Today will likely be one of celebration for some and despondency for others.

But why not spend some time doing something assiduously nonpolitical? Why not try simply being kind? The benefits are many and cascade through society, the latest research tells us.

That’s according to the Washington Post, which late last month ran a column about the psychology of kindness. According to Melanie Rudd, an assistant professor of marketing at the University of Houston, doing something nice for someone else produces a feeling known as a “helper’s high.”

Rudd calls that feeling “impure altruism,” meaning that we don’t just do good things for the sake of doing good things. We also do them because doing good makes us feel good. And if that leads to an overflowing abundance of kindness, where’s the harm in that?

Jamil Zaki, an assistant professor of psychology at Stanford University, has researched how kindness can actually spread from person to person.

“We find that people imitate not only the particulars of positive actions, but also the spirit underlying them,” he wrote in 2016. “This implies that ... kindness itself is contagious, and that ... it can cascade across people, taking on new forms along the way.”

Zaki’s research shows that we’re more generous when we believe that other people are being generous, too. And even though we might not be able to match our friends’ financial assistance to a cause, their help might still inspire us to do good in other ways.
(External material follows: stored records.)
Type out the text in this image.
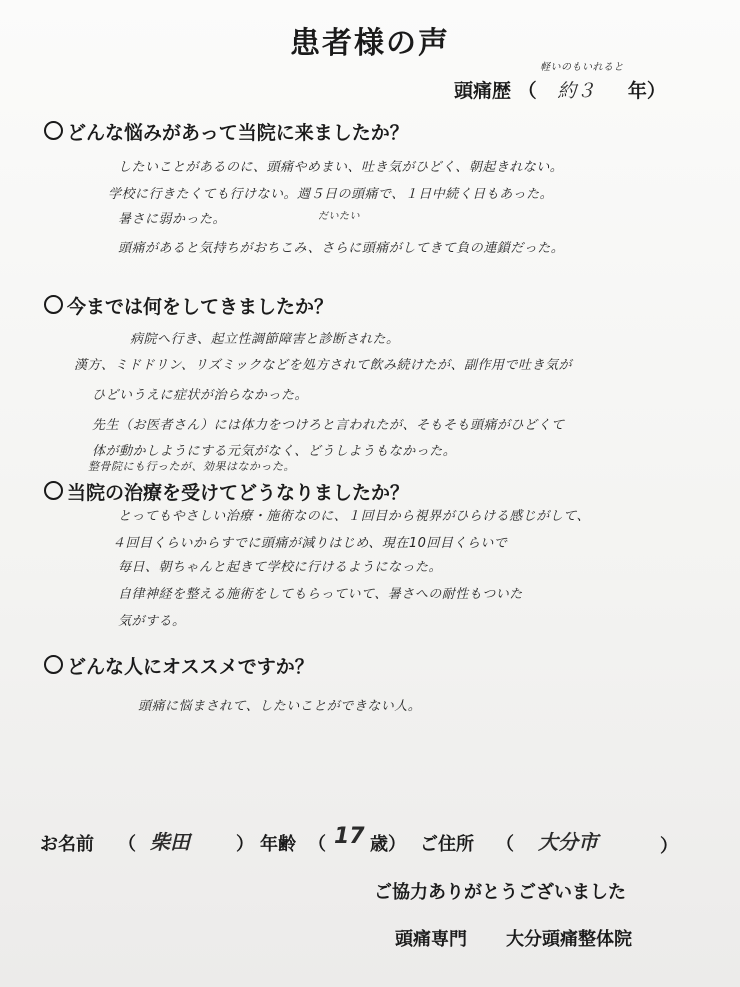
患者様の声
軽いのもいれると
頭痛歴 （ 約３ 年）
どんな悩みがあって当院に来ましたか？
したいことがあるのに、頭痛やめまい、吐き気がひどく、朝起きれない。
学校に行きたくても行けない。週５日の頭痛で、１日中続く日もあった。
暑さに弱かった。	だいたい
頭痛があると気持ちがおちこみ、さらに頭痛がしてきて負の連鎖だった。
今までは何をしてきましたか？
病院へ行き、起立性調節障害と診断された。
漢方、ミドドリン、リズミックなどを処方されて飲み続けたが、副作用で吐き気が
ひどいうえに症状が治らなかった。
先生（お医者さん）には体力をつけろと言われたが、そもそも頭痛がひどくて
体が動かしようにする元気がなく、どうしようもなかった。
整骨院にも行ったが、効果はなかった。
当院の治療を受けてどうなりましたか？
とってもやさしい治療・施術なのに、１回目から視界がひらける感じがして、
４回目くらいからすでに頭痛が減りはじめ、現在10回目くらいで
毎日、朝ちゃんと起きて学校に行けるようになった。
自律神経を整える施術をしてもらっていて、暑さへの耐性もついた
気がする。
どんな人にオススメですか？
頭痛に悩まされて、したいことができない人。
お名前 （ 柴田	） 年齢 （ 17 歳） ご住所 （ 大分市	）
ご協力ありがとうございました
頭痛専門 大分頭痛整体院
Kindness, then, doesn’t stop with a single person. It starts with that person and, if we’re tuned in, spreads throughout society like some kind of virtuous virus.
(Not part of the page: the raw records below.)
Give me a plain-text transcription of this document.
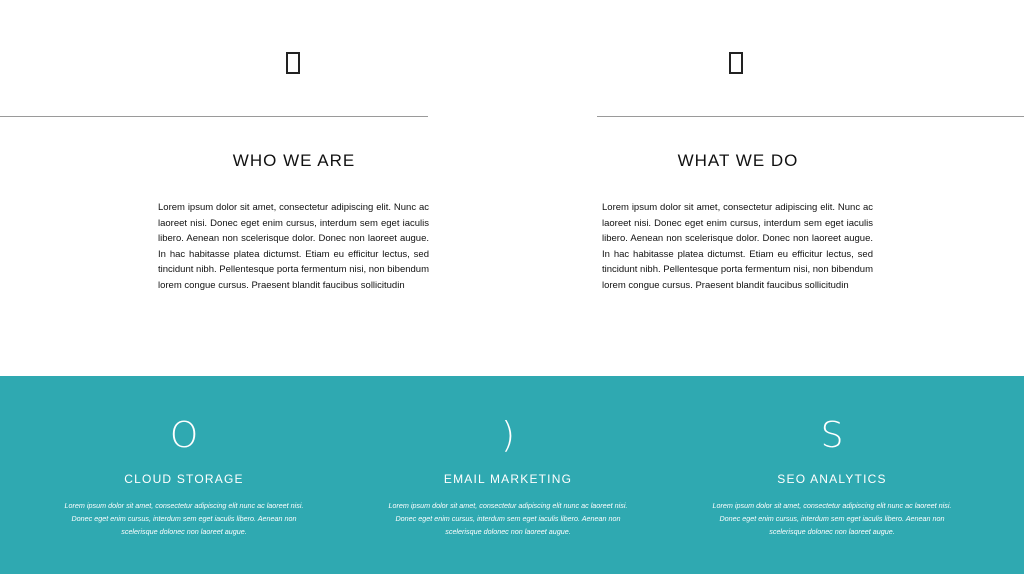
WHO WE ARE
Lorem ipsum dolor sit amet, consectetur adipiscing elit. Nunc ac laoreet nisi. Donec eget enim cursus, interdum sem eget iaculis libero. Aenean non scelerisque dolor. Donec non laoreet augue. In hac habitasse platea dictumst. Etiam eu efficitur lectus, sed tincidunt nibh. Pellentesque porta fermentum nisi, non bibendum lorem congue cursus. Praesent blandit faucibus sollicitudin
WHAT WE DO
Lorem ipsum dolor sit amet, consectetur adipiscing elit. Nunc ac laoreet nisi. Donec eget enim cursus, interdum sem eget iaculis libero. Aenean non scelerisque dolor. Donec non laoreet augue. In hac habitasse platea dictumst. Etiam eu efficitur lectus, sed tincidunt nibh. Pellentesque porta fermentum nisi, non bibendum lorem congue cursus. Praesent blandit faucibus sollicitudin
O
CLOUD STORAGE
Lorem ipsum dolor sit amet, consectetur adipiscing elit nunc ac laoreet nisi. Donec eget enim cursus, interdum sem eget iaculis libero. Aenean non scelerisque dolonec non laoreet augue.
)
EMAIL MARKETING
Lorem ipsum dolor sit amet, consectetur adipiscing elit nunc ac laoreet nisi. Donec eget enim cursus, interdum sem eget iaculis libero. Aenean non scelerisque dolonec non laoreet augue.
S
SEO ANALYTICS
Lorem ipsum dolor sit amet, consectetur adipiscing elit nunc ac laoreet nisi. Donec eget enim cursus, interdum sem eget iaculis libero. Aenean non scelerisque dolonec non laoreet augue.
Today, let’s all commit to being kind. Let’s try to do at least one unambiguously good thing for someone else before the end of this week. Try to find whether your friends are contributing to some greater cause and join them. Or set off on your own.

You don’t need to be rich. You don’t even need to be particularly virtuous. What you do need is to care about others and want a society that lifts up everyone. Victory alone can’t be our sole goal. It waxes and wanes, comes and goes. But our communities remain.

We should care instead about creating the kind of world in which we all want to live.